A grande instituição mundial conhecida como Apostolado da Oração é uma criação dos Jesuítas. Abrange 26 milhões de adeptos divididos em comunidades de 15 pessoas. Cada um deles é chefiado por um homem e uma mulher fervorosos. Eles distribuem um periódico que é publicado em 51 edições diferentes e em 39 idiomas, incluindo seis dialetos indianos, um malgaxe [idioma da República de Madagascar], etc. Tem um milhão e meio de assinantes e uma tiragem total de dez milhões.

O Apostolado da Oração é, sem dúvida, uma das melhores organizações de propaganda religiosa. Seria interessante estudar seus métodos. Com meios muito simples, consegue exercer uma enorme influência sobre grandes massas da população rural, despertando fanatismo religioso e promovendo as políticas mais adequadas aos interesses da Igreja.

Uma de suas publicações – certamente a mais largamente distribuída – custava dois soldos(4) por ano antes da guerra. Era um folheto ilustrado de caráter religioso e político.

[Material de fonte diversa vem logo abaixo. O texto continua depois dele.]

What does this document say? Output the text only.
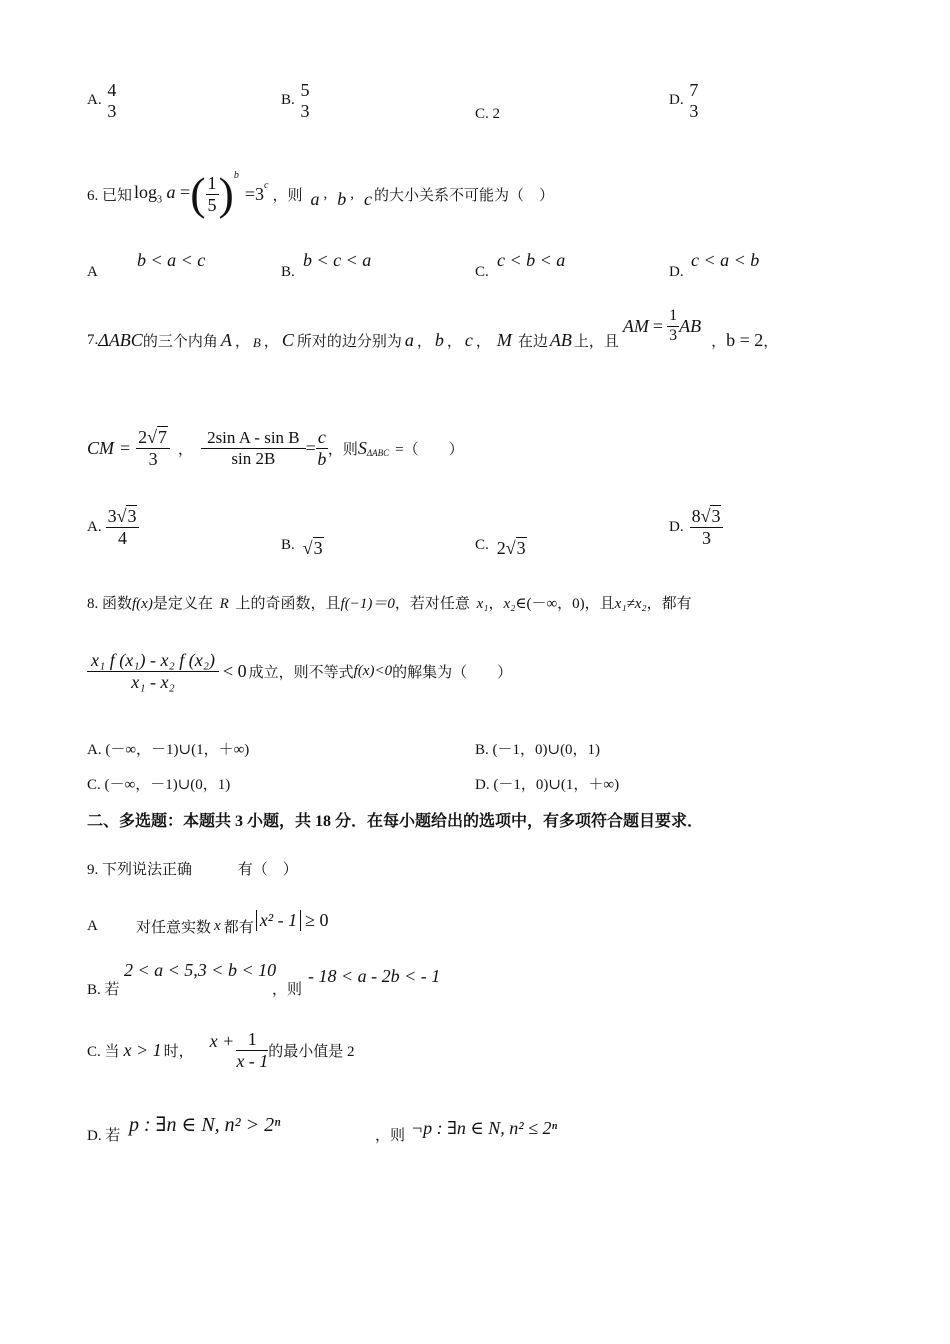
A.
4
3
B.
5
3	C. 2
D.
7
3
6. 已知 $\log_3 a$ = ( $\frac{1}{5}$ ) b
=3 c
，则 a , b , c 的大小关系不可能为（　）
A
b < a < c
B.
b < c < a
C.
c < b < a
D.
c < a < b
7. ΔABC 的三个内角 A ， B ， C 所对的边分别为 a ， b ， c ， M 在边 AB 上，且
AM = $\frac{1}{3}$ AB
， b = 2 ，
CM = $\frac{2√7}{3}$ ， $\frac{\text{2sin A - sin B}}{\sin 2B} = \frac{c}{b}$ ，则 S ΔABC =（　　）
A. $\frac{3√3}{4}$	B. √3	C. 2√3
D. $\frac{8√3}{3}$
8. 函数f(x)是定义在 R 上的奇函数，且f(−1)＝0，若对任意 x₁，x₂∈(－∞，0)，且x₁≠x₂，都有
$\frac{\text{x₁ f (x₁) - x₂ f (x₂)}}{\text{x₁ - x₂}} < 0$ 成立，则不等式 f(x)<0 的解集为（　　）
A. (－∞，－1)∪(1，＋∞)	B. (－1，0)∪(0，1)
C. (－∞，－1)∪(0，1)	D. (－1，0)∪(1，＋∞)
二、多选题：本题共 3 小题，共 18 分．在每小题给出的选项中，有多项符合题目要求．
9. 下列说法正确	有（　）
A	对任意实数 x 都有 x² - 1 ≥ 0
B. 若
2 < a < 5,3 < b < 10
，则
- 18 < a - 2b < - 1
C. 当 x > 1 时，
$x + \frac{1}{x - 1}$ 的最小值是 2
D. 若 p : ∃n ∈ N, n² > 2ⁿ	，则 ¬p : ∃n ∈ N, n² ≤ 2ⁿ
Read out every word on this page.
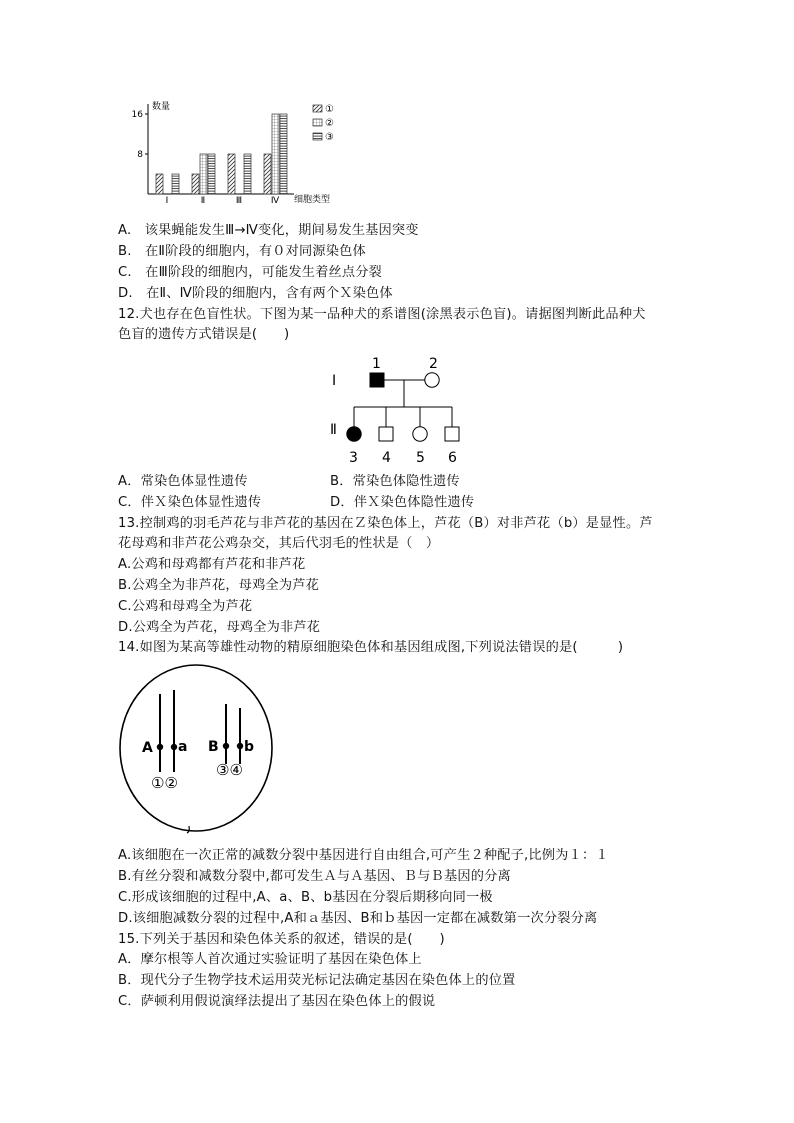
数量
细胞类型
8
16
Ⅰ	Ⅱ	Ⅲ	Ⅳ
①
②
③
A.　该果蝇能发生Ⅲ→Ⅳ变化，期间易发生基因突变
B.　在Ⅱ阶段的细胞内，有０对同源染色体
C.　在Ⅲ阶段的细胞内，可能发生着丝点分裂
D.　在Ⅱ、Ⅳ阶段的细胞内，含有两个Ｘ染色体
12.犬也存在色盲性状。下图为某一品种犬的系谱图(涂黑表示色盲)。请据图判断此品种犬
色盲的遗传方式错误是(　　)
Ⅰ
Ⅱ
1	2
3 4 5 6
A．常染色体显性遗传	B．常染色体隐性遗传
C．伴Ｘ染色体显性遗传	D．伴Ｘ染色体隐性遗传
13.控制鸡的羽毛芦花与非芦花的基因在Ｚ染色体上，芦花（B）对非芦花（b）是显性。芦
花母鸡和非芦花公鸡杂交，其后代羽毛的性状是（　）
A.公鸡和母鸡都有芦花和非芦花
B.公鸡全为非芦花，母鸡全为芦花
C.公鸡和母鸡全为芦花
D.公鸡全为芦花，母鸡全为非芦花
14.如图为某高等雄性动物的精原细胞染色体和基因组成图,下列说法错误的是(　　　)
A a B b
①②
③④
A.该细胞在一次正常的减数分裂中基因进行自由组合,可产生２种配子,比例为１：１
B.有丝分裂和减数分裂中,都可发生Ａ与Ａ基因、Ｂ与Ｂ基因的分离
C.形成该细胞的过程中,A、a、B、b基因在分裂后期移向同一极
D.该细胞减数分裂的过程中,A和ａ基因、B和ｂ基因一定都在减数第一次分裂分离
15.下列关于基因和染色体关系的叙述，错误的是(　　)
A．摩尔根等人首次通过实验证明了基因在染色体上
B．现代分子生物学技术运用荧光标记法确定基因在染色体上的位置
C．萨顿利用假说演绎法提出了基因在染色体上的假说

Por exemplo, em 1912, lembro de ler a seguinte passagem: “Pedimos a todos os nossos leitores que orem pelos fabricantes de açúcar que estão atualmente sob ataque traiçoeiro dos chamados anti-protecionistas - isto é, maçons e incrédulos”.

Foi o período em que o partido democrático fez uma animada campanha contra as barreiras alfandegárias, chocando-se, assim, com os interesses da indústria açucareira. Na época, os proselitistas da troca livre eram frequentemente atacados pelos camponeses, inspirados pelos Jesuítas do Apostolado da Oração.


Notas de rodapé:

(1) Pio XI reinou como papa entre 1922 e 1939. Ele também foi o primeiro soberano da Cidade do Vaticano desde a sua criação, em 1929. (retornar ao texto)

(2) Serrati foi um líder do Partido Socialista Italiano. Ele também editou o jornal Avanti! (retornar ao texto)

(3) Essa organização foi renomeada como a Congregação para a Evangelização dos Povos em 1982. (retornar ao texto)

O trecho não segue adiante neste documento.